A surge in same-sex marriages is expected from next April as Irish couples seek to match their marriage and civil partnership anniversaries.
The prediction came amid indications the number of same-sex marriages since such unions became legally possible on November 16 is proving much lower than some Irish experts had expected.
It had been predicted that upwards of 300 same-sex marriages would take place in the first month after Justice Minister Frances Fitzgerald signed the Marriage Act, 2015 into law.
However, while confirmed figures are not yet available, anecdotal indications are that substantially fewer than 200 such marriages have now taken place nationwide.
Co-director of the Yes Equality Campaign, Brian Sheehan, said they never expected an immediate surge in marriages.
"I think same-sex couples treat marriage in the same way as other couples - they treat it with reverence and take great care with their plans," he said.
Mr Sheehan said anecdotal evidence is that a large number of same-sex couples now want their marriage to be confirmed on the same date as their civil partnership.
"Most of the couples that I have spoken to want to get married on the same date as their civil partnership was confirmed," he said.
"They then have one anniversary to celebrate each year.
"Civil partnership ceremonies were also very, very important to couples and were treated very much as if they were a marriage. So it is a special date for most couples."

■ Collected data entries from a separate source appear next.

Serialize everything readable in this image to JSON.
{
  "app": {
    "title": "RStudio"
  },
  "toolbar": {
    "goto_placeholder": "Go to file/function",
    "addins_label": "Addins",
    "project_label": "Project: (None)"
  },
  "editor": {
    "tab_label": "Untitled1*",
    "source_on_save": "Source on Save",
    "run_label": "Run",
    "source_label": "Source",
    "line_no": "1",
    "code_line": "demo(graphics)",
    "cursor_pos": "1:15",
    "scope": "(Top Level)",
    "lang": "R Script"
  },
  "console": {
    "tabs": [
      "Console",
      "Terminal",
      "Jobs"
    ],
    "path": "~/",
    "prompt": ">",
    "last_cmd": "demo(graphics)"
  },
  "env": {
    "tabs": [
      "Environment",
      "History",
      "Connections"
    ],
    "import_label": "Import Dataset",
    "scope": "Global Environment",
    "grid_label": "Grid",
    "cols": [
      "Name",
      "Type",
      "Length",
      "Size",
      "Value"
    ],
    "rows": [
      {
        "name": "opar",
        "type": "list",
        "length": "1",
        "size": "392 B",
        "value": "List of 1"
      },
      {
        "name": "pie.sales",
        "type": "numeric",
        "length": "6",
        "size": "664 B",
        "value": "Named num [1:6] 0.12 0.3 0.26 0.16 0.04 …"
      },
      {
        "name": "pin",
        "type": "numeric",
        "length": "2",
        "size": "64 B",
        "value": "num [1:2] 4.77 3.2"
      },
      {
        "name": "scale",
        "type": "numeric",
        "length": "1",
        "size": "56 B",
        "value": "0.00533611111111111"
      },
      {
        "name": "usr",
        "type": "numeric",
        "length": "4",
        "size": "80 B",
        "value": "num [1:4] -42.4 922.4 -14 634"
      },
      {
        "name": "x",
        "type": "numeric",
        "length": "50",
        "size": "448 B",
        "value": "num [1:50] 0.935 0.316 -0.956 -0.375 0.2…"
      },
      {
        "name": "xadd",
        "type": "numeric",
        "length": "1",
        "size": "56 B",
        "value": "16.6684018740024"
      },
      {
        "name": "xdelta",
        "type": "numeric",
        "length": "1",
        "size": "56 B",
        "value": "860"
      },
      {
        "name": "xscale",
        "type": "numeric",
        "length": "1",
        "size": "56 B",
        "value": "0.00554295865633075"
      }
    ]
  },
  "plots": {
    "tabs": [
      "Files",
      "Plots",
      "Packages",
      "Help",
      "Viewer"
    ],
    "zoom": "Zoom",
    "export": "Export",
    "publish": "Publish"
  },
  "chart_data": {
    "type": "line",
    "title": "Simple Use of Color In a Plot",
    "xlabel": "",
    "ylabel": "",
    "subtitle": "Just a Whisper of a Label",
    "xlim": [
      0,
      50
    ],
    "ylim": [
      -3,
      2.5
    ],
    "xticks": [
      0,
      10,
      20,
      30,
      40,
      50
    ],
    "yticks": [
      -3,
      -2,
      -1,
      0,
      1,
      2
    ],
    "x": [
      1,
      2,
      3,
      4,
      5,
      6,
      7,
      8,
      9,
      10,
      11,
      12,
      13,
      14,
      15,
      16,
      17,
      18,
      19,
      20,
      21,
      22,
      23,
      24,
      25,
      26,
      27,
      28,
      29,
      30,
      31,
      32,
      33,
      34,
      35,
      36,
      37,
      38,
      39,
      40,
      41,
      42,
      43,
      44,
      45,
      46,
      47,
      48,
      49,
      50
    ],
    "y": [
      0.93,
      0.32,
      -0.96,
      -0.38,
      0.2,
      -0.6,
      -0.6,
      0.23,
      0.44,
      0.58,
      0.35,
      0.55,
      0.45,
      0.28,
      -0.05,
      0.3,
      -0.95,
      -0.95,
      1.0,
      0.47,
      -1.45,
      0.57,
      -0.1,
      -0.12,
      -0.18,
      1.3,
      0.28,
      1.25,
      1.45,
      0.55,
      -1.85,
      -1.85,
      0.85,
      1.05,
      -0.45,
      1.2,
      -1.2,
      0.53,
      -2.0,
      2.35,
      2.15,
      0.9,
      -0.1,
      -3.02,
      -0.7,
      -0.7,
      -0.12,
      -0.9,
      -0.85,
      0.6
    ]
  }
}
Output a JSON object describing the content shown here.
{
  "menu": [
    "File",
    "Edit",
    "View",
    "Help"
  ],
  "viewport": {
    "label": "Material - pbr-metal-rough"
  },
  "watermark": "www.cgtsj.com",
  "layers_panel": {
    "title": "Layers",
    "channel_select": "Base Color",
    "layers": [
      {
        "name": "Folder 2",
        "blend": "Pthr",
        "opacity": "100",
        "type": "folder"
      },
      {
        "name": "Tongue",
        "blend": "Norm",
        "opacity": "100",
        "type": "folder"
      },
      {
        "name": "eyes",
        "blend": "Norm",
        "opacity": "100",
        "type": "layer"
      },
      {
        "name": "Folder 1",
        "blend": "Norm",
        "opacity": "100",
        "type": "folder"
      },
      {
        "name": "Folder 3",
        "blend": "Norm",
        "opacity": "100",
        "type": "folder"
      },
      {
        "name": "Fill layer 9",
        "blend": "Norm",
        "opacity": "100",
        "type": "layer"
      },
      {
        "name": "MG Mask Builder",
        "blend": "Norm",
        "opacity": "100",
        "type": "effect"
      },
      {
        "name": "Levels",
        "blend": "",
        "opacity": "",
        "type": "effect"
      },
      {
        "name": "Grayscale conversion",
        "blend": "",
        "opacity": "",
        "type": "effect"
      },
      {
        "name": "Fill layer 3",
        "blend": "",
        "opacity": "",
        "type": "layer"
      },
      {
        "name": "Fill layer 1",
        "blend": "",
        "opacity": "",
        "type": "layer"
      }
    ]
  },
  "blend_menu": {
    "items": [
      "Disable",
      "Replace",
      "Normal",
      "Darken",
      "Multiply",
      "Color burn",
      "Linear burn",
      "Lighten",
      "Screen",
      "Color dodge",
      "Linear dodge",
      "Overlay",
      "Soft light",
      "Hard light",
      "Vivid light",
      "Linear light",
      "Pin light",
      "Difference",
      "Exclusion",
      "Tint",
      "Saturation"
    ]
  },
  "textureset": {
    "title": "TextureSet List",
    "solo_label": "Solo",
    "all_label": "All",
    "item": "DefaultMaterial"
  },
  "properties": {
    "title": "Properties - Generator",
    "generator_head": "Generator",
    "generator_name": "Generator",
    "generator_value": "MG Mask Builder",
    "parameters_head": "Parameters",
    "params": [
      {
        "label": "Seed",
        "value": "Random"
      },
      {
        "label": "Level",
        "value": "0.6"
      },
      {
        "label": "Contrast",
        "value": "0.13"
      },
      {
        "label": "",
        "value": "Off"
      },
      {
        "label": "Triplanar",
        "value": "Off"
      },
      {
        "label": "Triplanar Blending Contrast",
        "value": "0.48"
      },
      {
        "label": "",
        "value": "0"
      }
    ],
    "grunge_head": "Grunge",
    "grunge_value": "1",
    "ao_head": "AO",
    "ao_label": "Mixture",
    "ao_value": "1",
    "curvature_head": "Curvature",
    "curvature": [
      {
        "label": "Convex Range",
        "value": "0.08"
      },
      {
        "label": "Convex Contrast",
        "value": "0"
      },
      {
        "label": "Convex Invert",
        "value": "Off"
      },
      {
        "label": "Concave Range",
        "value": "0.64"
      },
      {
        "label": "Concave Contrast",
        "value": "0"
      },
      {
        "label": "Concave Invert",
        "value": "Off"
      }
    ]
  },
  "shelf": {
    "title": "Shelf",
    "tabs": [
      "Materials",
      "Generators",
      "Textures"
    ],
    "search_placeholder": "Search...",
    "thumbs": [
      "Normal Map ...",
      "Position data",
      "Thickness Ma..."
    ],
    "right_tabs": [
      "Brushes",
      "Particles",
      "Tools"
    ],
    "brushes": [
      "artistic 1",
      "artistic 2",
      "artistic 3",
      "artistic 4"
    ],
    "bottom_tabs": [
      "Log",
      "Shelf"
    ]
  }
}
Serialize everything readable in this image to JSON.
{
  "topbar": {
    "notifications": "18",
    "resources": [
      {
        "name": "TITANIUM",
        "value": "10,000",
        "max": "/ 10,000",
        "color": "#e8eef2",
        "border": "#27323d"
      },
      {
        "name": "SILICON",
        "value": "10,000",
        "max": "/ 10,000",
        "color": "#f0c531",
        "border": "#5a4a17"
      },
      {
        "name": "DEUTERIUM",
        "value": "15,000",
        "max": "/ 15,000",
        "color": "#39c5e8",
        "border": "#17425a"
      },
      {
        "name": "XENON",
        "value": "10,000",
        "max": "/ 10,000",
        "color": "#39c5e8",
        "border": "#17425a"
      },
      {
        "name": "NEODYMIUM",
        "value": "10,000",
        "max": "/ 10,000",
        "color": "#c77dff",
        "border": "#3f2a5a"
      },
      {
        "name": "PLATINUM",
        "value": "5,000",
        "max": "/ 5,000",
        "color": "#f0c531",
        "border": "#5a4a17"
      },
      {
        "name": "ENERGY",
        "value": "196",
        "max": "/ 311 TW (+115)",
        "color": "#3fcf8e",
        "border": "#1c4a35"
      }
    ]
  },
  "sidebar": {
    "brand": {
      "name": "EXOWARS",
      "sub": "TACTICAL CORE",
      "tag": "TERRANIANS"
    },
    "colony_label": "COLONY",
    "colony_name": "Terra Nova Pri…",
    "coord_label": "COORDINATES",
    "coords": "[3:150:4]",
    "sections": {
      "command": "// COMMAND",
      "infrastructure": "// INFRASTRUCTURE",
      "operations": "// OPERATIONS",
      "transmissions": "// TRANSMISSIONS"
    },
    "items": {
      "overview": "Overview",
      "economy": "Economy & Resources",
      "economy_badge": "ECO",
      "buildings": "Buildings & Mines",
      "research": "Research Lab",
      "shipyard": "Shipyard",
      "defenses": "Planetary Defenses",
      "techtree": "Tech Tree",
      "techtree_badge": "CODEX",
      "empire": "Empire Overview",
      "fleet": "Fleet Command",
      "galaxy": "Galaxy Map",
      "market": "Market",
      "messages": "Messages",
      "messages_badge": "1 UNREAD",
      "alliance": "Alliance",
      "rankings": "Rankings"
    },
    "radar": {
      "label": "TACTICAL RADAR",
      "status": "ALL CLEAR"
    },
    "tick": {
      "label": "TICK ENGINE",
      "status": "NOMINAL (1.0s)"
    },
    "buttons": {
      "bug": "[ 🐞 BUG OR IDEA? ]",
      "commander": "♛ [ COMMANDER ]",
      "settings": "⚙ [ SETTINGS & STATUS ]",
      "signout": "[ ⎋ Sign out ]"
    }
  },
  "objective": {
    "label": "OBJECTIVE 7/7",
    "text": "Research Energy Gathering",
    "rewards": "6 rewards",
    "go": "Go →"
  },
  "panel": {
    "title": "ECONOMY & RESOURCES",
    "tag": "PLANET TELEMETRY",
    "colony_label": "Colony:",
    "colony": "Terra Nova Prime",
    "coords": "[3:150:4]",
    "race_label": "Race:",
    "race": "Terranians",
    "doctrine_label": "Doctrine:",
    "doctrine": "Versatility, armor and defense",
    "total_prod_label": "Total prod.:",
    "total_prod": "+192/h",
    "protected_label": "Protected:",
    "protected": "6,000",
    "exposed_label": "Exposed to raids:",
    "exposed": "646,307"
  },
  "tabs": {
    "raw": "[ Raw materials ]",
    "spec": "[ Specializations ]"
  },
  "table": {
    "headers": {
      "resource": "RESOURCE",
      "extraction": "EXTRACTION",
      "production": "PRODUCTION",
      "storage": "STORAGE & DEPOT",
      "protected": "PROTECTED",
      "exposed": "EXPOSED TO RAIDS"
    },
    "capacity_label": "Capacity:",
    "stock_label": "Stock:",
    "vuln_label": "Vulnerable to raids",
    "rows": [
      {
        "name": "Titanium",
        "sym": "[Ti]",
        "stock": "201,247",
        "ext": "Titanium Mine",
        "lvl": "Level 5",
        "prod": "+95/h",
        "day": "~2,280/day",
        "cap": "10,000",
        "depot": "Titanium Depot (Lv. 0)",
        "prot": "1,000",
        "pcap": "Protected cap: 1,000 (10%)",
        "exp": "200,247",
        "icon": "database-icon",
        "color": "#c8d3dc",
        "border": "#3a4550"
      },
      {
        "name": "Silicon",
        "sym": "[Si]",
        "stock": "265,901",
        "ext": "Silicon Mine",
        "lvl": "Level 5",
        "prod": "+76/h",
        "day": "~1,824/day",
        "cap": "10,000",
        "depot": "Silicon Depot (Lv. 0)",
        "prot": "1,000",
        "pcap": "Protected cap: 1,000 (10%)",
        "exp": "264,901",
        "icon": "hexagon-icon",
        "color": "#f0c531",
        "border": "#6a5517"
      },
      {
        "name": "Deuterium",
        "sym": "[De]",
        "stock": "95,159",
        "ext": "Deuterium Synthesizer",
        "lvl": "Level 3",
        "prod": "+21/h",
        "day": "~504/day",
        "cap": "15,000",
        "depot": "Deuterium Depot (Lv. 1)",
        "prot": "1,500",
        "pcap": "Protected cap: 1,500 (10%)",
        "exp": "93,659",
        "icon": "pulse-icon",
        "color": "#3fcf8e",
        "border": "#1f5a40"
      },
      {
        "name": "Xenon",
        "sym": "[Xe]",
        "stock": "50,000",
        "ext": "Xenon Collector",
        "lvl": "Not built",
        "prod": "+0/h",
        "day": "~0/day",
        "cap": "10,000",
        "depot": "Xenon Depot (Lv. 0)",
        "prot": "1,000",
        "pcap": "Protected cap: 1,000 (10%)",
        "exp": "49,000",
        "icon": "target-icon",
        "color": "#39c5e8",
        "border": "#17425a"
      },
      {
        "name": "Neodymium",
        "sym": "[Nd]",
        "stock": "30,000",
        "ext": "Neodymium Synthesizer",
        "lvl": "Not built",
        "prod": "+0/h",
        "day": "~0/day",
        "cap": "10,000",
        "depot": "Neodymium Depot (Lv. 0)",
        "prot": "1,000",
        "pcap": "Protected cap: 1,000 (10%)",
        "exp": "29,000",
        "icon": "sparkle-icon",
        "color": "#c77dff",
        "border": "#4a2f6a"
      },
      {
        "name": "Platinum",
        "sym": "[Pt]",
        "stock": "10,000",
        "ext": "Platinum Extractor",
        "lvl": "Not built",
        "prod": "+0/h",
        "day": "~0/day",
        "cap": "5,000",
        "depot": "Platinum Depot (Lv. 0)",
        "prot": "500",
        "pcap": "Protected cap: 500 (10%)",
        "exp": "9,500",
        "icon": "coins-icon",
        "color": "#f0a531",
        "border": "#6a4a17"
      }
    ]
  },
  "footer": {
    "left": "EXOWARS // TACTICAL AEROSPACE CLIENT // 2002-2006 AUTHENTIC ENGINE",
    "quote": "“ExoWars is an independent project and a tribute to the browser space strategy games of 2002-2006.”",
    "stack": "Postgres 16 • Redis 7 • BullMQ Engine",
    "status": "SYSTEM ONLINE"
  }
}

Civil partnerships became possible in Ireland from April 5, 2011 - and several hundred were confirmed between April and July 2011.
There are now over 2,000 civil partnerships registered in Ireland from April 2011 to June 2015.
Mr Sheehan said he expected the greatest rate of same-sex marriages to occur in Ireland over roughly the same April to July period.
Other factors which have delivered the slower than expected take-up of same-sex marriages are the three-month notification period and the season.
"The weather is a big factor and there's a reason why most Irish people get married over the summer and early autumn months," he added.
Mr Sheehan also pointed out that a significant number of Irish same-sex couples view their marriage as a more private ceremony to their existing civil partnership which, in many cases, was celebrated akin to a wedding.
The new Marriage Act was made possible by the result of the May 22 referendum.
Under the Act, all same-sex couples who married overseas will have those marriages recognised automatically and as a formality by the State.
From November 16, there were no further civil partnerships in Ireland.
All those who secured civil partnerships in Ireland will continue to have that status legally recognised unless they opt to transfer into a new same-sex marriage. If they do so, their old civil partnership arrangement will be dissolved.
Critically, the Government will not be offering an automatic transfer from civil partnership to same-sex marriage status. A couple will be required to attend a registry office, sign paperwork and attend a civil marriage ceremony. There is a special notification period involved.
Of the 1,695 civil partnerships in Ireland registered between 2011 and 2014, 1,048 were between men and 647 were between women.